Um espírito protetor
do médium.
Nota.
- Esta comunicação não leva outra
assinatura senão esta acima, o que prova que não há necessidade de haver tido
um nome célebre sobre a Terra para ditar boas coisas.
Resumo:
A vida do Espírito, considerada do
ponto de vista do progresso, apresenta três períodos principais, a saber:
1º- O período material onde a influência da matéria domina a do Espírito;
é o estado dos homens dados às paixões brutais e carnais, à sensualidade; cujas
aspirações são exclusivamente terrestres, que são apegados aos bens temporais,
ou refratários às ideias espiritualistas.

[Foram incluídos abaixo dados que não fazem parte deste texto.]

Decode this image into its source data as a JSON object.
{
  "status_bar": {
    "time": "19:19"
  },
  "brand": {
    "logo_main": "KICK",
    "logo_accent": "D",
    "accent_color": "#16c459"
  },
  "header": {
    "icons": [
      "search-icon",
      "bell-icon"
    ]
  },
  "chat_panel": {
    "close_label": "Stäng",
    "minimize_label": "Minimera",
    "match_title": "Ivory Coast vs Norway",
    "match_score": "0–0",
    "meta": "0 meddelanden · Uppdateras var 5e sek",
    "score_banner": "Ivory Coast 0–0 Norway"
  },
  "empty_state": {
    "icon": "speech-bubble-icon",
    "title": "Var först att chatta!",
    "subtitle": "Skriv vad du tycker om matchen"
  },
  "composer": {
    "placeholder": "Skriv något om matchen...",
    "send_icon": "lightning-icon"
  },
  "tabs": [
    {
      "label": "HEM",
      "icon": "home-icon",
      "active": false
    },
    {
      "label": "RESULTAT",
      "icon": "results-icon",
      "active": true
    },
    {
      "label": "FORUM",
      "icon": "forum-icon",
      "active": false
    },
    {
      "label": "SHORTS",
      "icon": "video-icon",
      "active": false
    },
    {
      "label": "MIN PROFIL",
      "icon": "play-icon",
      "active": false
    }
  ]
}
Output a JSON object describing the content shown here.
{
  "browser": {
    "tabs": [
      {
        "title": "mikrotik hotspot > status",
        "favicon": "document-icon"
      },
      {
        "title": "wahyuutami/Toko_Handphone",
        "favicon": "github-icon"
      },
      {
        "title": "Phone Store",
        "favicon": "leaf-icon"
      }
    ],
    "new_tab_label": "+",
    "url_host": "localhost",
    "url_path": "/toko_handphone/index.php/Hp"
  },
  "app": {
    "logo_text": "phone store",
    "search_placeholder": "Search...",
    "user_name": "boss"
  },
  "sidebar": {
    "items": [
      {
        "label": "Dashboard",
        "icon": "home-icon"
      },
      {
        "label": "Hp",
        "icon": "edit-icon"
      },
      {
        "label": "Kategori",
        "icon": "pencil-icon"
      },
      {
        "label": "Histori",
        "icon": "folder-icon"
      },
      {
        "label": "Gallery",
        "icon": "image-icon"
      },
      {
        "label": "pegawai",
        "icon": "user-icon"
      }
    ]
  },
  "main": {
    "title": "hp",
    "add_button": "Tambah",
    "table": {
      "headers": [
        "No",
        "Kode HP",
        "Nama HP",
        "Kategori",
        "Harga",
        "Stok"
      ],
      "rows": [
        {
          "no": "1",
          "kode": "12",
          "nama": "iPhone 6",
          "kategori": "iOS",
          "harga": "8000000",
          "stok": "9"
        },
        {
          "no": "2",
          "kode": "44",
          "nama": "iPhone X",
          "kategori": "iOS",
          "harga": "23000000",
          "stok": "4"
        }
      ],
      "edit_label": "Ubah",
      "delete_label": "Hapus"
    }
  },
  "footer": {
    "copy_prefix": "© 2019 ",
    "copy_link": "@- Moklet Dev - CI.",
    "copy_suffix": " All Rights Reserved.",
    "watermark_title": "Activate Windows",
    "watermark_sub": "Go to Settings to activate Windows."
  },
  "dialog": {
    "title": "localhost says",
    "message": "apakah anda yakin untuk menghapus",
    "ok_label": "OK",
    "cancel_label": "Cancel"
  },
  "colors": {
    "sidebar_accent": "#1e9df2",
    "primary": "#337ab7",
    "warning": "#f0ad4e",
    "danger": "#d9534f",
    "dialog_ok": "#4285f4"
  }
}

2º - O período de equilíbrio; aquele em que as influências da matéria
e do Espírito se exercem simultaneamente; onde o homem, embora submetido às
necessidades materiais, pressente e compreende o estado espiritual; onde ele
trabalha para sair do estado corpóreo.
Nesses dois períodos o Espírito está
submetido à reencarnação, que se cumpre nos mundos inferiores e medianos.
3º - O período espiritual aquele em que o Espírito, tendo
dominado completamente a matéria, não tem mais necessidade da encarnação nem do
trabalho material, seu trabalho é todo espiritual; é o estado dos Espíritos nos
mundos superiores.
A facilidade com a qual certas pessoas
aceitam as ideias espíritas, das quais parecem ter a intuição, indica que
pertencem ao segundo período; mas entre estas e as outras há uma multidão de
graus que o Espírito atravessa tanto mais rapidamente quanto mais próximo
estiver do período espiritual; é assim que, de um mundo material como a Terra,
ele pode ir habitar um mundo superior, como Júpiter, por exemplo, se seu
adiantamento moral e espiritual for suficiente para dispensá-lo de passar pelos
graus intermediários. Depende, pois, do homem deixar a Terra sem retorno, como
mundo de expiação e de prova para ele, ou não retornar a ela senão em missão.
Quando e porque
a Reencarnação passou a ser condenada pela Igreja Católica
O Concílio de Constantinopla – 553 D.C
Até
a metade do século VI, o
Cristianismo aceitava a Reencarnação, fato que a cultura religiosa oriental já aceitava e proclamava, milênios antes da era cristã,
como sendo incontestável, pois norteava os princípios da Justiça Divina, que sempre dá oportunidade ao homem
para rever seus erros e recomeçar o trabalho de sua regeneração, em nova
existência.
(Acaso tenho eu prazer na morte do perverso? diz o Senhor Deus.
Não, desejo eu antes que ele se converta do seu caminho e viva. (Ezequiel, cap,
XVIII, vs. 1 a 23.)
11) Tão certo como eu vivo,
diz o Senhor Deus, não tenho prazer na morte do perverso, mas em que o perverso
se converta do seu caminho e viva. (Ezequiel, cap. XXXIII, v. 11)
Um fato marcou o Concílio de Constantinopla, atual Istambul, na Turquia,
em decisão política, para atender exigências do Império Bizantino, resolveu
abolir tal convicção, cientificamente justificada, substituindo-a pela
ressurreição, que contraria todos os princípios da ciência, pois admite a volta
do ser, por ocasião de um suposto juízo final, no mesmo corpo já desintegrado
em todos os seus elementos constitutivos.
O motivo foi de Teodora, esposa do famoso Imperador Justiniano,
escravocrata desumana e muito preconceituosa, temia retornar ao mundo, na pele
de uma escrava negra e, por isso, desencadeou uma forte pressão sobre o papa da
época, Virgílio, que subira ao poder através da criminosa intervenção do
general Belisário, para quem os desejos de Teodora eram lei.
Desta forma, o Concílio realizado em Constantinopla, no ano de 553 D.C,
resolveu eliminar, rejeitar, abolir todo o pensamento de Orígenes de
Alexandria, um dos maiores Teólogos que a Humanidade tem conhecimento. Com as
decisões do Concílio condenaram, inclusive, a reencarnação admitida, afirmada,
comprovada pelo próprio Cristo, em várias passagens do Evangelho, particularmente,
identificando em João Batista o Espírito do profeta Elias, morto séculos antes,
e que deveria voltar como precursor do Messias (Mateus 11:14 e Malaquias 4:5).